Friday, July 6, 2012

Waking Up Slow

So, the book I am reading on my Nook is Karen Thompson Walker's The Age of Miracles. It is a debut novel that I think is appropriate for adults and YA alike. Apocalyptic books and movies abound...people getting diseases, people turning into zombies, etc. etc. Of all of the "end of time" scenarios, I have never thought of what would happen if the Earth began to slow. Slow being the key word. In this book, (Spoiler! my shout out to Kevin Smith's new Hulu + show Spoilers) the Earth slows it's rotation at a small rate that continues to build until birds crash to the ground, gravity no longer works as we know it causing accidents, and sickness from the extended hours of the day and night develop. People don't know whether to panic or remain calm causing a state of constant confusion. The story is simple and straight forward, from the eyes of teenage Julia who is dealing with the slowing as well as the happenings in her every day life. I've been reading this at night before I drift off to sleep.

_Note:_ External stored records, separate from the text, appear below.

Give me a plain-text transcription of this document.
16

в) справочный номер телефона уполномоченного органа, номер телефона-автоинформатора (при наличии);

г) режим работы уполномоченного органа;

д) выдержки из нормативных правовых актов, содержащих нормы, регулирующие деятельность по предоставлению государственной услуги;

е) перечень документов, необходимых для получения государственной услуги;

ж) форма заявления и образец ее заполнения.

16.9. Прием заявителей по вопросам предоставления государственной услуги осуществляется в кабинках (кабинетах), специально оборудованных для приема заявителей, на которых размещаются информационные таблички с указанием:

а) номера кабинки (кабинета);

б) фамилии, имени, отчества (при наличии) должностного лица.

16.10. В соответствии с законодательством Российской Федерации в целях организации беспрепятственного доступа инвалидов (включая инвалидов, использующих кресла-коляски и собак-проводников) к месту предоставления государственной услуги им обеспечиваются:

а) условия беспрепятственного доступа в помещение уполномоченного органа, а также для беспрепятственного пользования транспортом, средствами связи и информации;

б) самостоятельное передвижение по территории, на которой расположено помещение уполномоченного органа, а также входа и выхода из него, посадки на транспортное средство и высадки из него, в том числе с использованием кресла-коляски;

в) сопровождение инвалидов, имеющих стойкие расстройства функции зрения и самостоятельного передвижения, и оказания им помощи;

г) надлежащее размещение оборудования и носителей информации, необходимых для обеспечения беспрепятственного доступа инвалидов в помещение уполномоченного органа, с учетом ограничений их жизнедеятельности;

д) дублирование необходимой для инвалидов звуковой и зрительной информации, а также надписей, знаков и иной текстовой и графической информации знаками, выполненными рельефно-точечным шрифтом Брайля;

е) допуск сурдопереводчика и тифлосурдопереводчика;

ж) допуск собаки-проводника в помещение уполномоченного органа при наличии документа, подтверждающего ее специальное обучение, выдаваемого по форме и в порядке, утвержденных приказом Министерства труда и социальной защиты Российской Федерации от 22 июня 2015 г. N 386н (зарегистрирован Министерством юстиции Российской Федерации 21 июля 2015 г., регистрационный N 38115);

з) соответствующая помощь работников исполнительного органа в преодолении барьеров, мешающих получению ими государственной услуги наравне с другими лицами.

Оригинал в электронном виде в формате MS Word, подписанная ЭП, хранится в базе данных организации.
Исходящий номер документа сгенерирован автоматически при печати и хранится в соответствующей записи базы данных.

There are only a few novels that have ever left me dwelling on them after I have finished. I am only half-way through this novel and I seem to wake up in the morning and have to remind myself that the Earth is not slowing. Yes, I could read it during the daytime, but if reading is about experiencing through words, isn't waking up thinking the Earth has slowed a pretty good indicator of a book's character?